Depois de 57 voltas em Madring, o resultado ficou claro nos números antes mesmo de qualquer piloto abrir a boca: pouquíssimas ultrapassagens, um total de quatro, menos da metade do que tivemos em Mônaco. Nenhuma grande emoção ao longo da corrida e um público que, apesar de lotar as arquibancadas do entorno da IFEMA, assistiu a mais uma procissão do que a uma corrida de F1. Não é exagero: os próprios protagonistas deixaram claro o desconforto com o roteiro chato que Madring proporcionou em sua estreia.
Poucas ultrapassagens, muita frustração
Os números não deixam margem para dúvida: a corrida de Madrid entrou para a história recente da F1 como uma das piores em ação direta entre os carros, ficando atrás até de circuitos historicamente considerados difíceis de ultrapassar, como o de rua em Mônaco. Quando um traçado novo estreia perdendo feio nesse quesito para o principado, é sinal de que algo saiu muito errado no projeto. É claro, Mônaco sempre terá seus defensores.

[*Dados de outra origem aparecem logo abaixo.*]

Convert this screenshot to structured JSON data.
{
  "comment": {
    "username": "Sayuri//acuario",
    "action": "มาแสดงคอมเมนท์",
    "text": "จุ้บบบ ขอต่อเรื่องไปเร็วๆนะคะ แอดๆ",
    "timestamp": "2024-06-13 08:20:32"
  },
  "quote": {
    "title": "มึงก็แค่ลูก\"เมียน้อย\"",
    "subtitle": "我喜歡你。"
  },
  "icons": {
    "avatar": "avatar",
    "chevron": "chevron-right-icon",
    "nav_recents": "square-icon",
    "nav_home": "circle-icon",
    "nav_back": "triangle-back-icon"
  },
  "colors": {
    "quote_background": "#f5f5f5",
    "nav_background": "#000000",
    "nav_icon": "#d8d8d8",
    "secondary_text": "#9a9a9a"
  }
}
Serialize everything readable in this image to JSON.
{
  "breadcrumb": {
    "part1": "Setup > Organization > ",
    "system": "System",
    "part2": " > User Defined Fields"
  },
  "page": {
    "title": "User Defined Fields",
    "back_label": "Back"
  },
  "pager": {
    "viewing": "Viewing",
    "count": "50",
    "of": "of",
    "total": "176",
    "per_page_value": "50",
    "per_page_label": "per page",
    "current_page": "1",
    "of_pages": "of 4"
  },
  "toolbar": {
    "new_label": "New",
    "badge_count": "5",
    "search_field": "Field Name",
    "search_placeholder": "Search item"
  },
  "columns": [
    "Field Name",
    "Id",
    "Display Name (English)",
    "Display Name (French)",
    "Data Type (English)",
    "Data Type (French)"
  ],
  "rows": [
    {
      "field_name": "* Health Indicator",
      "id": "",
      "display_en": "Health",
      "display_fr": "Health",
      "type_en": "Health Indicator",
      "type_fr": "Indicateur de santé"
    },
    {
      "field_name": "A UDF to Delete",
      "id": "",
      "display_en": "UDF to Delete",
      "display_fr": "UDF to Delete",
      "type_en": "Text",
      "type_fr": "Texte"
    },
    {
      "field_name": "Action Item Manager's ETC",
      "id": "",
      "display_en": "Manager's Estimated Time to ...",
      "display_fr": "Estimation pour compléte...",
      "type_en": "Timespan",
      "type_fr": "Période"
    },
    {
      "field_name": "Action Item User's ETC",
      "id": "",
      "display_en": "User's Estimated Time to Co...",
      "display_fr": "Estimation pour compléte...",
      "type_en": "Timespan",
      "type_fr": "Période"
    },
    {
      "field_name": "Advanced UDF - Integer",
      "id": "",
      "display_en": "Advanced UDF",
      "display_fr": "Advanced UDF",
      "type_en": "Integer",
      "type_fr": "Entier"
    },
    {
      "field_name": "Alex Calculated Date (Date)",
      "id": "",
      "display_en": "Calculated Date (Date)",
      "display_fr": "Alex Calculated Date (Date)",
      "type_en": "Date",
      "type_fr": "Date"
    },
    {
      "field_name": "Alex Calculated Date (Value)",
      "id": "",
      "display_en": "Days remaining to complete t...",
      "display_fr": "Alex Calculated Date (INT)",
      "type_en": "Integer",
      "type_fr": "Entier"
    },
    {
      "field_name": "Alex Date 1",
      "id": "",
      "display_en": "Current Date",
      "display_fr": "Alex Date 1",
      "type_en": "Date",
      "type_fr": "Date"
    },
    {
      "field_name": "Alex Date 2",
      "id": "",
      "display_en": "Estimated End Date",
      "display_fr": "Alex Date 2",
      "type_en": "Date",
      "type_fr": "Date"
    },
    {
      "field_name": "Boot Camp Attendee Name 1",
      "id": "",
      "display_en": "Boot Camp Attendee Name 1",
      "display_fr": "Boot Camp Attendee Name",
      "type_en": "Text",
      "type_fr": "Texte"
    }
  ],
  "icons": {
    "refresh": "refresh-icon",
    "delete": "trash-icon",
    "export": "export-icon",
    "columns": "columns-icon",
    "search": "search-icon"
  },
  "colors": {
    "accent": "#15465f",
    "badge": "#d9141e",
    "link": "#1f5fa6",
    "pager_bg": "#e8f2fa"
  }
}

E não foi só uma questão de layout. A baixa degradação do asfalto novo, somada aos compostos de pneu escolhidos pela Pirelli para o fim de semana, tirou de cena qualquer variável estratégica que pudesse gerar emoção. Sem desgaste de pneus, não existe margem para estratégias alternativas de pit stop, já que o próprio pit lane era longo demais para valer a pena arriscar. Assim, a corrida perdeu o ingrediente mais básico de qualquer bom Grande Prêmio: a incerteza.
O aviso já foi dado
Raramente se vê uma reação tão unânime e imediata após uma estreia. Pilotos de diferentes equipes, de diferentes gerações e com estilos de pilotagem completamente distintos deram o mesmo diagnóstico logo depois da bandeirada sobre o que foi essa corrida disputada na capital espanhola. Isso não é coincidência nem exagero midiático. É sintoma.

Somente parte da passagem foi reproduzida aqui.